Another Pulitzer winner, MIT's Deborah Blum, puts out a stream of big-think pieces at Undark. Its tagline: Truth, beauty, science.
And the list goes on...
There are too many other quality sites to mention, but here are four more that shouldn't be ignored: The solution-oriented theme of Ensia; the urban-ish tone of CityLab; the food-oriented scoops of FERN; and the saltwater stories of Hakai Magazine.
One recent casualty in the perilous world of nonprofit publishing is Pacific Standard, whose deep dives into environmental stories will be missed. Its main funder pulled the plug in August.
Climate news goes mainstream
With climate change finally breaking through as a frontline issue for virtually all news outlets, and a zillion other plagues – ocean plastics, glyphosate, water quality, Trump's regulatory purge – making waves, our beat is poised to rise in prominence for the worst of all reasons: Out home planet is literally a hot mess.

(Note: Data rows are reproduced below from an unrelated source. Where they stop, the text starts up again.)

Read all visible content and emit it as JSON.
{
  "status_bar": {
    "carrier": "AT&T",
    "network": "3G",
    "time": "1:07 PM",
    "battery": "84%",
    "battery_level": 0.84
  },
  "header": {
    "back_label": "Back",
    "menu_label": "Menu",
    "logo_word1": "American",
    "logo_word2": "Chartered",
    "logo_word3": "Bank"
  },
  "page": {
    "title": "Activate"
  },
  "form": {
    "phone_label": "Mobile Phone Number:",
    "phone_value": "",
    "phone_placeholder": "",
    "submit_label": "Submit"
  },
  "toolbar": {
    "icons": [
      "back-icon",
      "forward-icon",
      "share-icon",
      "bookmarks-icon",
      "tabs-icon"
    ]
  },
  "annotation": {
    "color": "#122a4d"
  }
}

We also press forward with an uncomfortable form of vindication: The planet is indeed warming up, and despite some strong efforts, getting dirtier. Species are indeed disappearing. So are habitats, from Arctic ice to tropical forests. Just like SEJ members and others have been reporting for decades.
The beat continues to face traditional foes: Indifference or timidity on the part of some bosses; the shaky financial footing for all journalism; well-heeled, slick, and often unprincipled interests who like to portray our news as Fake News.
But the beat goes on, and it's more crucial than ever.